Working together to create music is the thing that draws most of us – if not all – into music in the first place. From jamming with your friends in your parent’s garage, to getting your first paying gig at the local pub, to signing the record label. Working with other musicians is a factor in all of this. With modern technological advances, including fibre optic (and hyper optic) broadband it has become possible, and sometimes commonplace, to collaborate with others across the world.
This post looks at some of the platforms used to do this, and will focus on the free (or really cheap) platforms. For me, the biggest influences on remote collaboration platforms are the price – how much will it cost to work with people; and the accessibility – how easy is it for others to collaborate with me using the same thing. I will look at two platforms that can be accessed for free – Digital Musician and AudioCommon.
Price: Free, or €2.49/month (£2.24/month) for a “professional” account, allowing for multiple collaborations at once, more room for displayable demo tracks, improved data transfer rate, improved upload and download speeds and the chance to appear on the “Featured Artists & Studios” page.

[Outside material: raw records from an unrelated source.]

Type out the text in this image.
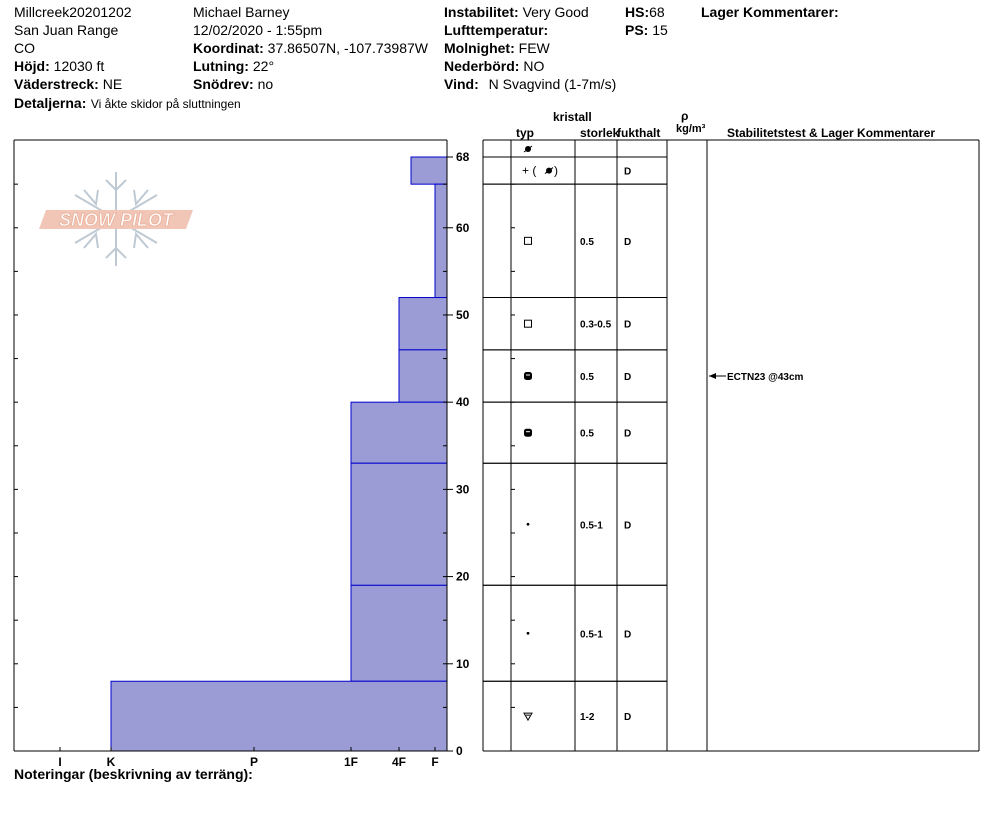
Millcreek20201202
San Juan Range
CO
Höjd: 12030 ft
Väderstreck: NE
Detaljerna: Vi åkte skidor på sluttningen
Michael Barney
12/02/2020 - 1:55pm
Koordinat: 37.86507N, -107.73987W
Lutning: 22°
Snödrev: no
Instabilitet: Very Good
Lufttemperatur:
Molnighet: FEW
Nederbörd: NO
Vind: N Svagvind (1-7m/s)
HS:68
PS: 15
Lager Kommentarer:
kristall
typ	storlek
fukthalt
ρ
kg/m³ Stabilitetstest & Lager Kommentarer
Noteringar (beskrivning av terräng):
SNOW PILOT
0
10
20
30
40
50
60
68
I	K	P	1F	4F F
+ ( )	D
0.5	D
0.3-0.5 D
0.5	D
0.5	D
0.5-1 D
0.5-1 D
1-2	D
ECTN23 @43cm
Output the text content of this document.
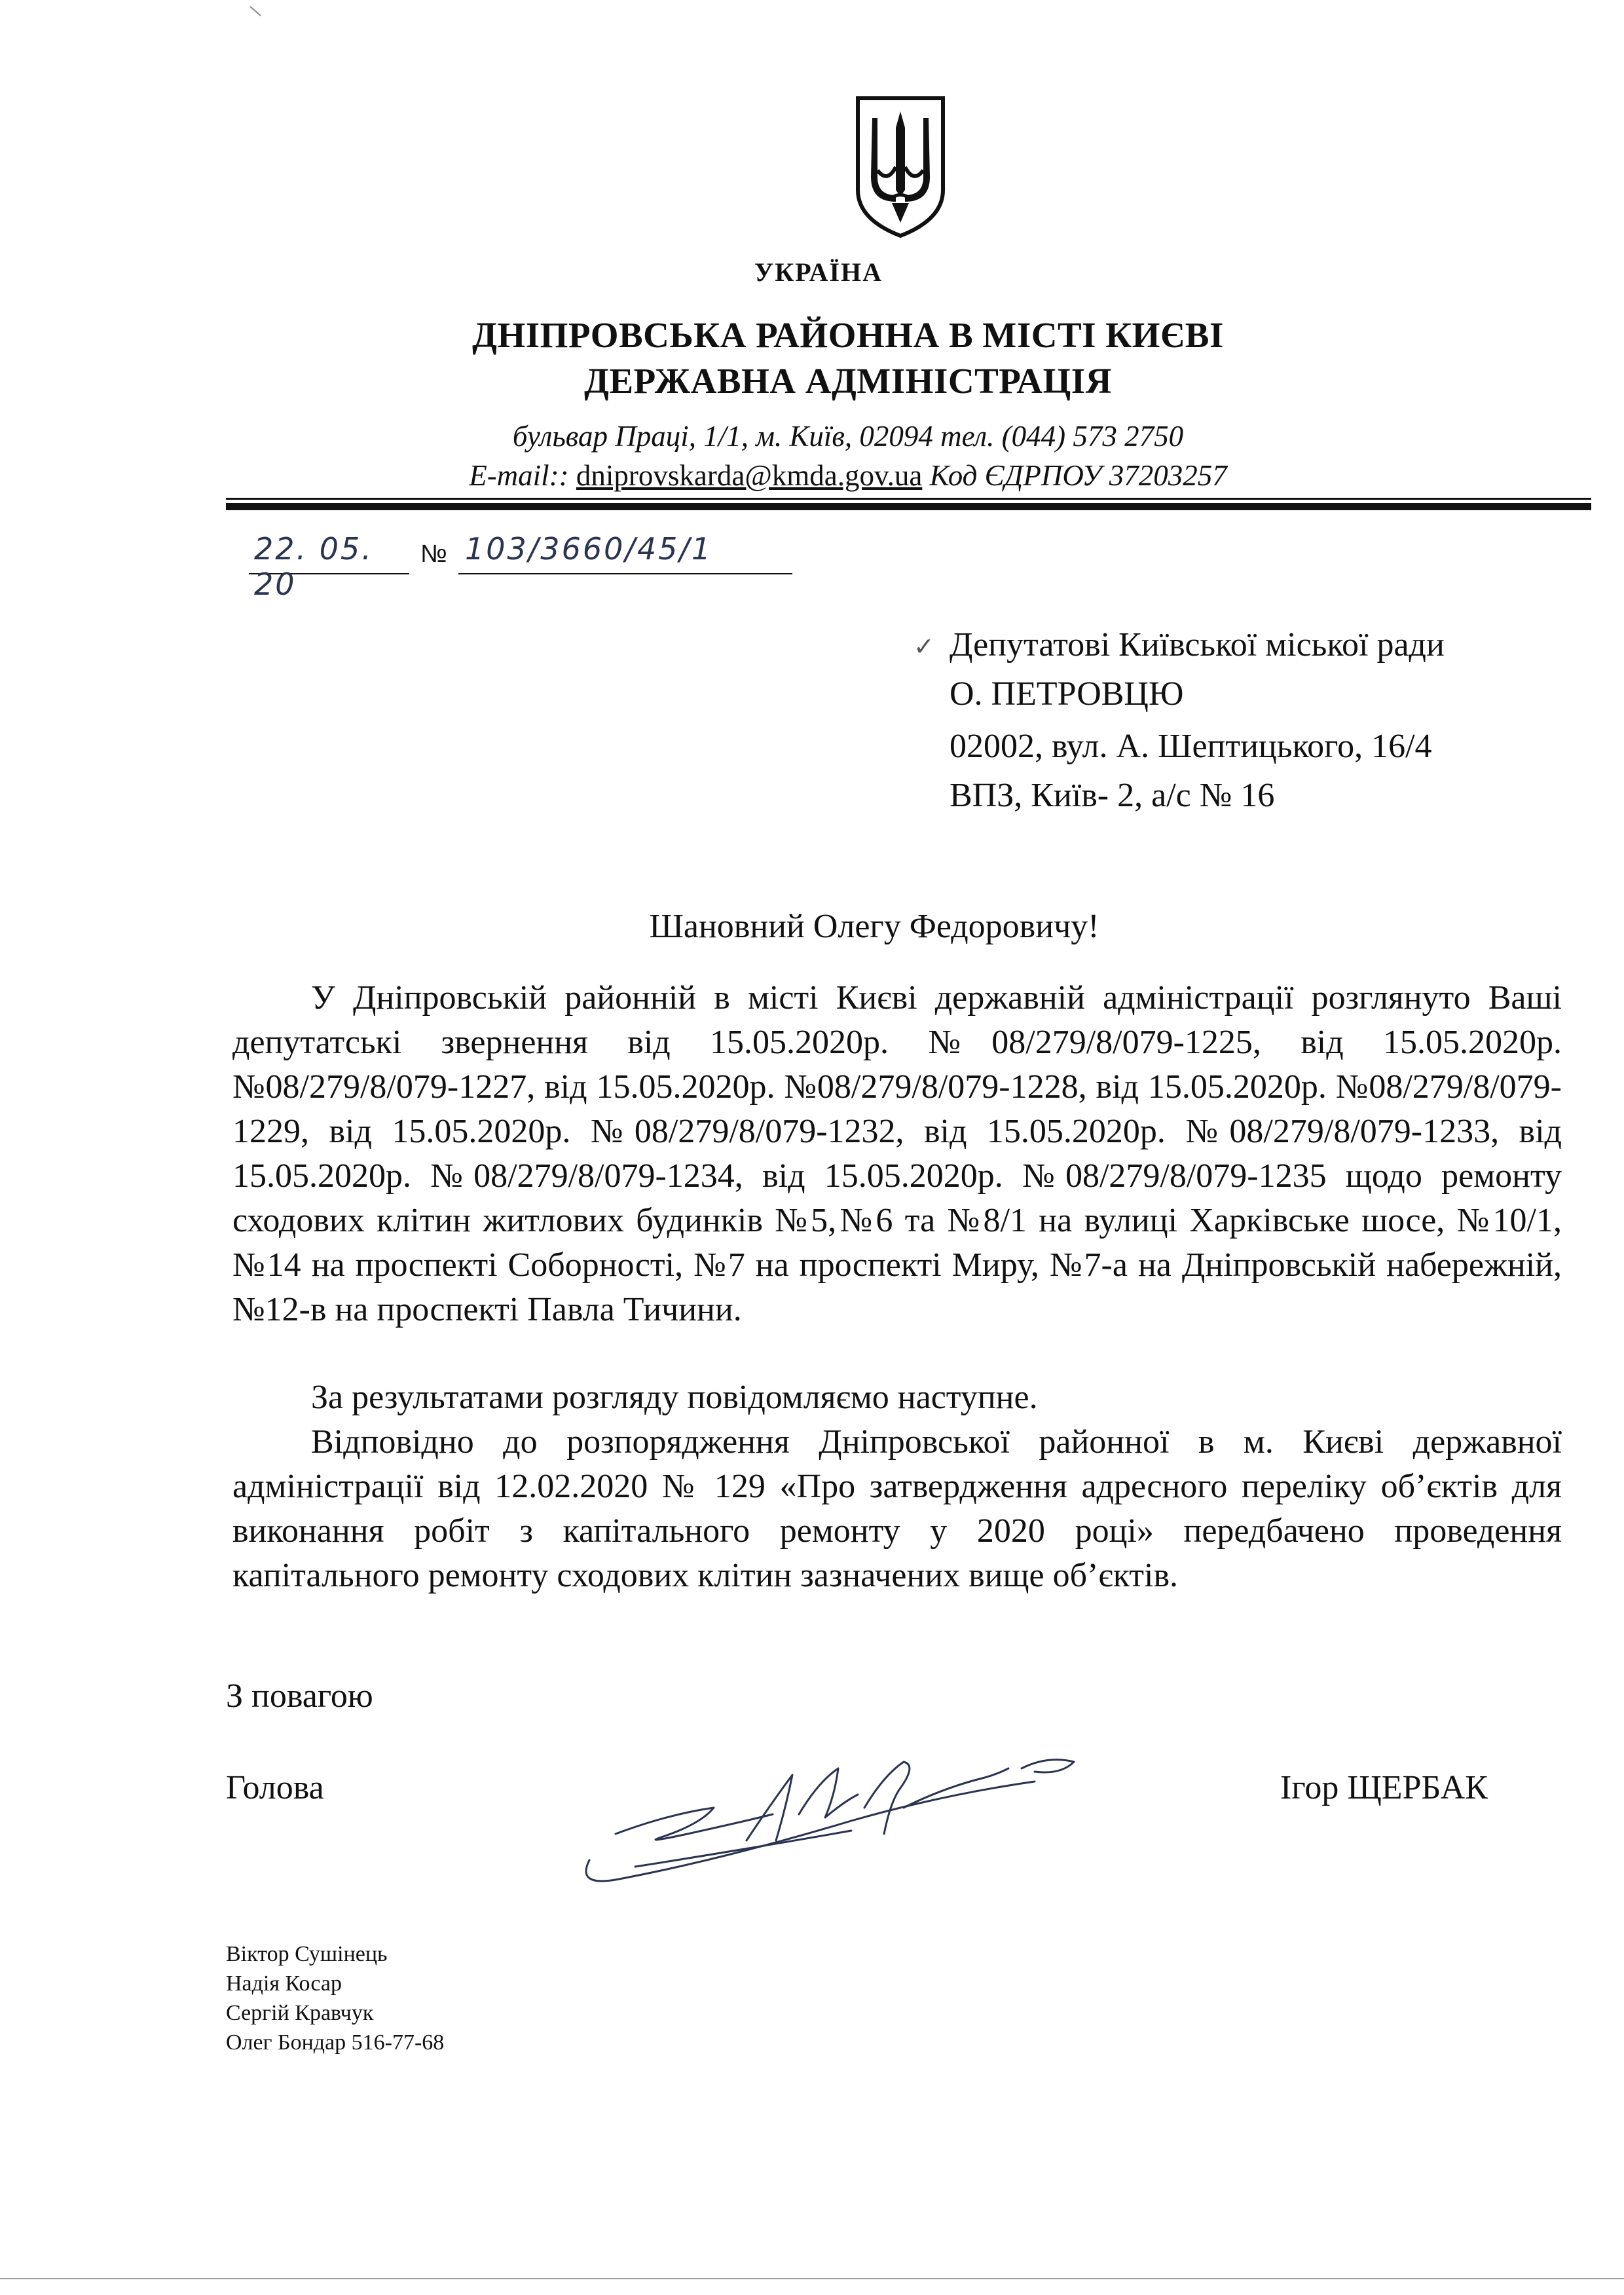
УКРАЇНА
ДНІПРОВСЬКА РАЙОННА В МІСТІ КИЄВІ
ДЕРЖАВНА АДМІНІСТРАЦІЯ
бульвар Праці, 1/1, м. Київ, 02094 тел. (044) 573 2750
E-mail:: dniprovskarda@kmda.gov.ua Код ЄДРПОУ 37203257
22. 05. 20
№ 103/3660/45/1
✓ Депутатові Київської міської ради
О. ПЕТРОВЦЮ
02002, вул. А. Шептицького, 16/4
ВПЗ, Київ- 2, а/с № 16
Шановний Олегу Федоровичу!

У Дніпровській районній в місті Києві державній адміністрації розглянуто Ваші депутатські звернення від 15.05.2020р. №08/279/8/079-1225, від 15.05.2020р. №08/279/8/079-1227, від 15.05.2020р. №08/279/8/079-1228, від 15.05.2020р. №08/279/8/079-1229, від 15.05.2020р. №08/279/8/079-1232, від 15.05.2020р. №08/279/8/079-1233, від 15.05.2020р. №08/279/8/079-1234, від 15.05.2020р. №08/279/8/079-1235 щодо ремонту сходових клітин житлових будинків №5,№6 та №8/1 на вулиці Харківське шосе, №10/1, №14 на проспекті Соборності, №7 на проспекті Миру, №7-а на Дніпровській набережній, №12-в на проспекті Павла Тичини.

За результатами розгляду повідомляємо наступне.

Відповідно до розпорядження Дніпровської районної в м. Києві державної адміністрації від 12.02.2020 № 129 «Про затвердження адресного переліку об’єктів для виконання робіт з капітального ремонту у 2020 році» передбачено проведення капітального ремонту сходових клітин зазначених вище об’єктів.

З повагою
Голова	Ігор ЩЕРБАК
Віктор Сушінець
Надія Косар
Сергій Кравчук
Олег Бондар 516-77-68
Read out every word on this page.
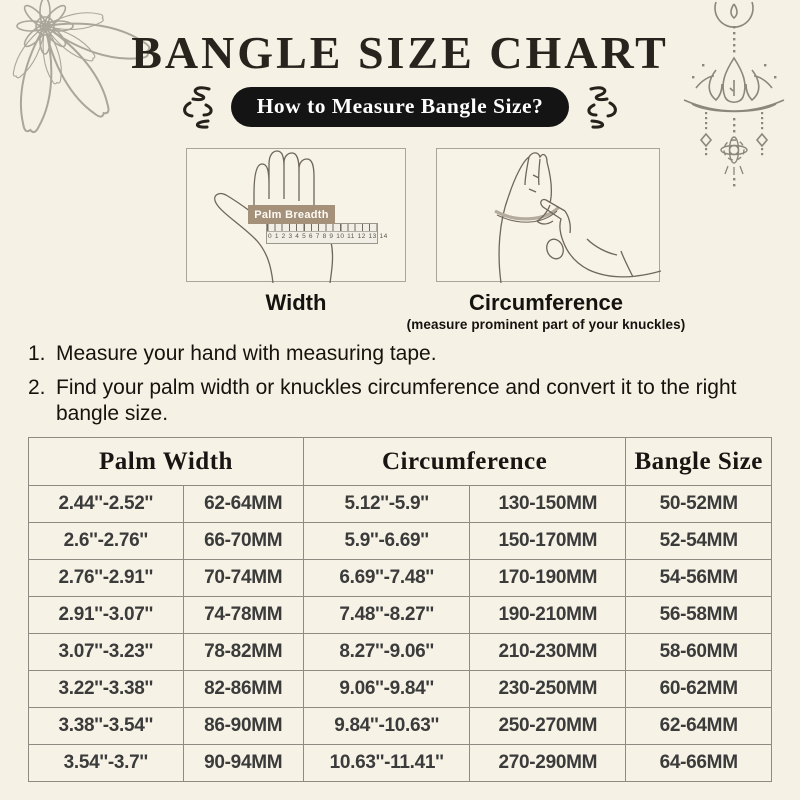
BANGLE SIZE CHART
How to Measure Bangle Size?
0 1 2 3 4 5 6 7 8 9 10 11 12 13 14
Palm Breadth
Width	Circumference
(measure prominent part of your knuckles)
1. Measure your hand with measuring tape.
2. Find your palm width or knuckles circumference and convert it to the right bangle size.
Palm Width		Circumference		Bangle Size
2.44''-2.52''	62-64MM	5.12''-5.9''	130-150MM	50-52MM
2.6''-2.76''	66-70MM	5.9''-6.69''	150-170MM	52-54MM
2.76''-2.91''	70-74MM	6.69''-7.48''	170-190MM	54-56MM
2.91''-3.07''	74-78MM	7.48''-8.27''	190-210MM	56-58MM
3.07''-3.23''	78-82MM	8.27''-9.06''	210-230MM	58-60MM
3.22''-3.38''	82-86MM	9.06''-9.84''	230-250MM	60-62MM
3.38''-3.54''	86-90MM	9.84''-10.63''	250-270MM	62-64MM
3.54''-3.7''	90-94MM	10.63''-11.41''	270-290MM	64-66MM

The first thing I noticed about Digital Musician is how user friendly it appears. Immediately upon clicking “Register” you are given a choice of talents (up to three) and genres (up to three) to display on your profile (I chose Sound Engineering – Sound Design, Sound Engineering – Mixing and Sound Engineering – Mastering as my talents and Film Music, Heavy Metal and Funk as my genres). These allow you to find other artists with similar interests or fill gaps in collaboration groups.
Both the free and paid versions offer access to the DAW – Digital Musician Container (DMC for short) and the plug-in version (DMP) which can be used inside your current DAW. DMContainer works as both the DAW and the communication platform between artists and the Digital Musician server.
The projects work by downloading the project, working on it locally and then synchronising to the Digital Musician servers so the other collaborators can see your work. There is a live video, audio and text chat provided by both the stand alone DAW and the plug in to aid communication.
Price: Free, but with optional subscriptions. Subscriptions are dependent on the artist subscribed to – with some offering free subscriptions.
AudioCommon, at first, doesn’t seem nearly as friendly as Digital Musician. It works more like an online library of stems that collaborators can add and take from. Set up a project, choose who to share with, and then users can download parts of the project to work in their choice of DAW. Then these are re-uploaded to the AudioCommon server to join the other parts.
Subscriptions are not necessary to get the full experience of AudioCommon, as all the features are available from sign up.
Both offer upside, especially due to the non-existent price tag. The DMContainer is a very basic DAW, but could work for assembling ideas or demo tracks quickly and easily. The plugin is useful for other DAWs but can limit the amount of other plugins you can have available – especially using live video chat on a video project for example. There isn’t much screen left after that!
AudioCommon is a great tool for working with current collaborators – your bassist moved away? All sign up and get him to add his parts remotely and upload for mixing. But it is let down by its poor ability to aid in finding new people to work with.
My opinion? Digital Musician to find new collaborators, AudioCommon to work with old ones.